Let's say the base string that we are going to do work on is "Hello, world!". Our target is to find a variation of it that SHA-256 hashes to a value beginning with '000'. We vary the string by adding a integer value to the end called a nonce and incrementing it each time. Finding a match for "Hello, world!" takes us 4251 tries (but happens to have zeroes in the first four digits):

"Hello, world!0" => 1312af178c253f84028d480a6adc1e25e81caa44c749ec81976192e2ec934c64
"Hello, world!1" => e9afc424b79e4f6ab42d99c81156d3a17228d6e1eef4139be78e948a9332a7d8
"Hello, world!2" => ae37343a357a8297591625e7134cbea22f5928be8ca2a32aa475cf05fd4266b7
...
"Hello, world!4248" => 6e110d98b388e77e9c6f042ac6b497cec46660deef75a55ebc7cfdf65cc0b965
"Hello, world!4249" => c004190b822f1669cac8dc37e761cb73652e7832fb814565702245cf26ebb9e6
"Hello, world!4250" => 0000c3af42fc31103f1fdc0151fa747ff87349a4714df7cc52ea464e12dcd4e9

4251 hashes on a modern computer is not very much work (most computers can achieve at least 4 million hashes per second).
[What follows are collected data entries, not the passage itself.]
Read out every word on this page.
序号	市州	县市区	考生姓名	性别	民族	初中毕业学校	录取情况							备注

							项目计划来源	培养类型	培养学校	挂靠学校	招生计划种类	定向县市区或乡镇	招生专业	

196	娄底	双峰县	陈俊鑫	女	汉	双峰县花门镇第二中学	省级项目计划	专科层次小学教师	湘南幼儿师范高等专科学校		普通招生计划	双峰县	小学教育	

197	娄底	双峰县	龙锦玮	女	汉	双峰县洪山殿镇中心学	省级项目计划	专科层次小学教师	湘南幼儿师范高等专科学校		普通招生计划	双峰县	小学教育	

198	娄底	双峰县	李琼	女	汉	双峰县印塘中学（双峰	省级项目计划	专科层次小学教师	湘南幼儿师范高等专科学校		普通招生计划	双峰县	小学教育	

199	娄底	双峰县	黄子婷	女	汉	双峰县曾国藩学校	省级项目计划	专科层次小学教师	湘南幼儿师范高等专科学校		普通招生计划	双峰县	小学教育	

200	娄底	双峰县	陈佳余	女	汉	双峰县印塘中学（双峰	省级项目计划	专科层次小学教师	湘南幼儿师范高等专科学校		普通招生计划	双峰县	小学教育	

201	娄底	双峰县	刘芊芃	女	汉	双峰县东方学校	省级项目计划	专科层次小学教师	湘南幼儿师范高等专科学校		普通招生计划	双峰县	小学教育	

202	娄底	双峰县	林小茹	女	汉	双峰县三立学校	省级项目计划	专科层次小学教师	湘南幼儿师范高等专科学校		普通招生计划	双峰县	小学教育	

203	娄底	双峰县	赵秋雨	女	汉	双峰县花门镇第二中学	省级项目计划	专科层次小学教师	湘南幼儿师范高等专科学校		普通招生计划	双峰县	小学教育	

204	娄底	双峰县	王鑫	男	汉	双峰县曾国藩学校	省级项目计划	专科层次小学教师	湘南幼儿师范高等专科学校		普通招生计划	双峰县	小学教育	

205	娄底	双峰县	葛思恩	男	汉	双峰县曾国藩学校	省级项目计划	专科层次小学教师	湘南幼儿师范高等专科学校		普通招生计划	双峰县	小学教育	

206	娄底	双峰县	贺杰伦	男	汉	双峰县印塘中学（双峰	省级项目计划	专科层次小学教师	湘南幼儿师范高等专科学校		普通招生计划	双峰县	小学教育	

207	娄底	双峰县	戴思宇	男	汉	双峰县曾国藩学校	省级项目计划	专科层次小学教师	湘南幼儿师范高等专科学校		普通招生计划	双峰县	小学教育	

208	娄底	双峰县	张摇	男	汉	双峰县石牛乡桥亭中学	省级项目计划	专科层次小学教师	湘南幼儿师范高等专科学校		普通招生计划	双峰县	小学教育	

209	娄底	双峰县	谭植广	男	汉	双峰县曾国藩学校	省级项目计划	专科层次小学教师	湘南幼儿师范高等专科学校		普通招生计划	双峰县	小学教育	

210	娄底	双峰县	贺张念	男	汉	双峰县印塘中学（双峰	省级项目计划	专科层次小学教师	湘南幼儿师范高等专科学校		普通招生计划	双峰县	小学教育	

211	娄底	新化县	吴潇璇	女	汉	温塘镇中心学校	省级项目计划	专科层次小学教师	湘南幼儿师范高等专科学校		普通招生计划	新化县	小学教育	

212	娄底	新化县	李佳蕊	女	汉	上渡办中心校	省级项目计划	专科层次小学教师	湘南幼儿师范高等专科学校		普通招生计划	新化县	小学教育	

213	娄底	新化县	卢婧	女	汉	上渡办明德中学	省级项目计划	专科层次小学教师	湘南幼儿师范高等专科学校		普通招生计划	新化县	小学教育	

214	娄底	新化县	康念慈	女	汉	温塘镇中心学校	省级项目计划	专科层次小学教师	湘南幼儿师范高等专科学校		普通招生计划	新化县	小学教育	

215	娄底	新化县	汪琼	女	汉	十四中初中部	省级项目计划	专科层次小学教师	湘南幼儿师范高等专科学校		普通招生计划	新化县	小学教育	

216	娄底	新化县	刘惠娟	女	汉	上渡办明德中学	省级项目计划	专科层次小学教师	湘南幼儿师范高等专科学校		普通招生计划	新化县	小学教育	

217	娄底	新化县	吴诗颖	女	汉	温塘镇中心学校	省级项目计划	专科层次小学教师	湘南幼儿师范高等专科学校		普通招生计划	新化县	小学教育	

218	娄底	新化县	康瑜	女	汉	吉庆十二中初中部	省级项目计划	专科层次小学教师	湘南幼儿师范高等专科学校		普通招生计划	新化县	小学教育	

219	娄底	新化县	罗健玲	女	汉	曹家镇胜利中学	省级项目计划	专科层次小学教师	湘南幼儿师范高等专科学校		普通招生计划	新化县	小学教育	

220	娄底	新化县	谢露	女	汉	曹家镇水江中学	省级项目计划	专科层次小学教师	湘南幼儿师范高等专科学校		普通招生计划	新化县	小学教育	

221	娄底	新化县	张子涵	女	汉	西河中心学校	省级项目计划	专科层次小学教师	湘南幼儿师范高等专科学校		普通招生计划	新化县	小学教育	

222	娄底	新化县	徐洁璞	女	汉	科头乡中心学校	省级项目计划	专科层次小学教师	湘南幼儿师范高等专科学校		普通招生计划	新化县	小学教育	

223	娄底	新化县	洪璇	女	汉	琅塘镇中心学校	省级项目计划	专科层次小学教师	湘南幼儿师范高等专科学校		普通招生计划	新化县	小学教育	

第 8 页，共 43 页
Bitcoin automatically varies the difficulty (and thus the amount of work required to generate a block) to keep a roughly constant rate of block generation. The probability of a single hash succeeding can be found here.

In Bitcoin things are a bit more complex, especially since the header contains the Merkle tree which depends on the included transactions. This includes the generation transaction, a transaction "out of nowhere" to our own address, which in addition to providing the miner with incentive to do the work, also ensures that every miner hashes a unique data set.